Studi ini juga menunjukkan potensi penggunaan data terbuka sebagai alternatif atas kelangkaan data resmi, terutama di wilayah yang sedang berkembang. Dengan tingkat kelengkapan sekitar 70% untuk data pendidikan, OSM terbukti cukup andal sebagai sumber informasi awal. Namun, ke depan, kolaborasi antara sektor publik, komunitas open-source, dan lembaga penelitian perlu diperkuat agar kualitas dan cakupan data dapat terus ditingkatkan.
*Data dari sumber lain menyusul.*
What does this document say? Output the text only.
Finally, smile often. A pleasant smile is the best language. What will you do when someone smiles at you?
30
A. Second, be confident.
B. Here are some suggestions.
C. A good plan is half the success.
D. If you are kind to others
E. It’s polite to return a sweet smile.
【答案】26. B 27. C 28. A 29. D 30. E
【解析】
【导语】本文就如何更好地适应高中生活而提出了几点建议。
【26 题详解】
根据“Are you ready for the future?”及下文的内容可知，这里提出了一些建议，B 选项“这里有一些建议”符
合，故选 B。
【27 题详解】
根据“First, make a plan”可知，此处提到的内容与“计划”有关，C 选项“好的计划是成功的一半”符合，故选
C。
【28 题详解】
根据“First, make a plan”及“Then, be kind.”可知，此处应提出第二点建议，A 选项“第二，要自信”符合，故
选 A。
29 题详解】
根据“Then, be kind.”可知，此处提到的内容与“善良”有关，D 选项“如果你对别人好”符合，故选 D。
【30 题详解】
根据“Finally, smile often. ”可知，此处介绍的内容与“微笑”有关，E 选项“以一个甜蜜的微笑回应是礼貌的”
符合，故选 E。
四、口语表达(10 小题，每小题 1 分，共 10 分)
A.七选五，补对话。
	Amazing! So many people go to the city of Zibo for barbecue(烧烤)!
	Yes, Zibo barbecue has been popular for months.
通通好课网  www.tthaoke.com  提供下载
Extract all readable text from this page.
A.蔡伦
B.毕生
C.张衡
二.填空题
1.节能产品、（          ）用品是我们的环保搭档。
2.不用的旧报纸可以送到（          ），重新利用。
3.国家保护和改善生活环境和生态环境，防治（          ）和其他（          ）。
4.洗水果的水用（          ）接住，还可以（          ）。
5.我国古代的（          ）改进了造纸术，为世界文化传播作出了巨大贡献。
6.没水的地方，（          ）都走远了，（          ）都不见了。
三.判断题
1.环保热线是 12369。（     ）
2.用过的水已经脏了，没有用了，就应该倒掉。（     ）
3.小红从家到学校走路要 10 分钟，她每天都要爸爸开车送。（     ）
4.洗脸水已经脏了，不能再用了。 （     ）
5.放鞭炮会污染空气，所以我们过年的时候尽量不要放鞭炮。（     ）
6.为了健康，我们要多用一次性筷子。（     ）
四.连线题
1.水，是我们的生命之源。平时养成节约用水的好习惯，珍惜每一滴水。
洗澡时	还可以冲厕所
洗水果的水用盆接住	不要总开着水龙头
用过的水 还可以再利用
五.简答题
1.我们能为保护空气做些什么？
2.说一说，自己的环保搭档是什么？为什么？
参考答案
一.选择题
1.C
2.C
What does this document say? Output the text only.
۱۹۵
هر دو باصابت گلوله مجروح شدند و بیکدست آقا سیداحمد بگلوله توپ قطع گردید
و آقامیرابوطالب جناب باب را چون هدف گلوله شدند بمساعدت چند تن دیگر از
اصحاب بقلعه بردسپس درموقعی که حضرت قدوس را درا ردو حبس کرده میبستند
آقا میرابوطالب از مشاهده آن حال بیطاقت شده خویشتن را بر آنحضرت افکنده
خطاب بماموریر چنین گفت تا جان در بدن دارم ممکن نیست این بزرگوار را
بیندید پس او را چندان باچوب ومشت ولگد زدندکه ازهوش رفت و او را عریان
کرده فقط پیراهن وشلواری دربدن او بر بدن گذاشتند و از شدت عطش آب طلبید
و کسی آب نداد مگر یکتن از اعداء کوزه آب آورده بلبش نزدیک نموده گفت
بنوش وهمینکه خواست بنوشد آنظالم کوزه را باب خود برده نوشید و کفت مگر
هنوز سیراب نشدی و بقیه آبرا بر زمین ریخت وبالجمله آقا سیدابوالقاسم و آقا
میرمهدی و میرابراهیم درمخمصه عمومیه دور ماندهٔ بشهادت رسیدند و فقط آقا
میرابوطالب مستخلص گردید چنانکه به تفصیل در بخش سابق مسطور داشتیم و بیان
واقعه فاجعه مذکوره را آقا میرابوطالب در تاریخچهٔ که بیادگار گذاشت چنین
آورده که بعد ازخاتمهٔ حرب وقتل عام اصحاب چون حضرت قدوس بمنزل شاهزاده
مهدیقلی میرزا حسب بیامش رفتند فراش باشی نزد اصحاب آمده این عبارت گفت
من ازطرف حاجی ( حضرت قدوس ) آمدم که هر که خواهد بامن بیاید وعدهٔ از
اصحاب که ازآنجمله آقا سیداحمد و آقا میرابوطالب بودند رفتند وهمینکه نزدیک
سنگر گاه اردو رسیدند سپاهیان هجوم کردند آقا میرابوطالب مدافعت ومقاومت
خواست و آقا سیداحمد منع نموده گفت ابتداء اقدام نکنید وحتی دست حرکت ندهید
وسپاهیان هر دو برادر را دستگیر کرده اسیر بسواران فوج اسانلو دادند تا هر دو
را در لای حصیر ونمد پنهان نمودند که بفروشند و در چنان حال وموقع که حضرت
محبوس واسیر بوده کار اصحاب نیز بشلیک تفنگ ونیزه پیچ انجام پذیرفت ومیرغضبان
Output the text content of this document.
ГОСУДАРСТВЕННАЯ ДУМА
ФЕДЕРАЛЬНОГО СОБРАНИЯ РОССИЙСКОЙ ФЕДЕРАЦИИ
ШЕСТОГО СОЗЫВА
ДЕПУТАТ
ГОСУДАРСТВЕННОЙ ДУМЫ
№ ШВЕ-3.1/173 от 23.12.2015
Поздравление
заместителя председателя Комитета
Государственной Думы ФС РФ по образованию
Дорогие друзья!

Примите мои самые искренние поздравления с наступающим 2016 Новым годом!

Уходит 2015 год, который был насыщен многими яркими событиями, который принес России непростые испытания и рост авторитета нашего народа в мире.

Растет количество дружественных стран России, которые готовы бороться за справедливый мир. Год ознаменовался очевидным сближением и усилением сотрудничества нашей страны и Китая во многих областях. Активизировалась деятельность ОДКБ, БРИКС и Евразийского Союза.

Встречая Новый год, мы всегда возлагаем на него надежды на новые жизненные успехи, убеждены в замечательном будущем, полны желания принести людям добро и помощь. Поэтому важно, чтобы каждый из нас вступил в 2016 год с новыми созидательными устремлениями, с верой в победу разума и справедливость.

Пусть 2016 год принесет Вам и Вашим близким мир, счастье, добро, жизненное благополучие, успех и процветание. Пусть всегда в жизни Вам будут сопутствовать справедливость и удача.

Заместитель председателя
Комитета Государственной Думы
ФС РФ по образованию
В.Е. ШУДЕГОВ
Singkatnya, pendekatan inovatif yang ditawarkan oleh Wibowo dan tim membuka jalan bagi lahirnya perencanaan wilayah yang lebih inklusif, berbasis data, dan proaktif. Ketika visi pembangunan ibu kota baru bergulir, kita harus memastikan bahwa kota tersebut bukan hanya simbol masa depan, tetapi juga rumah yang layak bagi semua—terlepas dari apakah mereka tinggal di pusat kota atau di pinggiran yang sering terlupakan. Dalam dunia yang semakin terhubung, aksesibilitas bukan lagi sekadar isu teknis, melainkan fondasi keadilan sosial dan keberlanjutan pembangunan.

Sumber: Wibowo, B. S., Aditya, R. B., & Harianto, T. F. (2021). Harnessing open data and technology for the study of accessibility: The case of Indonesia’s capital site candidate. Spatium, 46-53.
Disclaimer: Sebagian konten dalam tulisan dikembangkan dengan bantuan teknologi kecerdasan buatan (AI) dari platform OpenAI ChatGPT. AI digunakan untuk mengkonversi artikel ilmiah yang merupakan karya asli penulis ke dalam bahasa artikel populer. AI juga digunakan untuk membuat ilustrasi pada kepala tulisan. Gambar lain merupakan karya asli penulis. Penulis tetap melakukan pengecekan dan pengeditan atas semua konten untuk memastikan akurasi, relevansi, serta kesesuaian dengan sumber aslinya.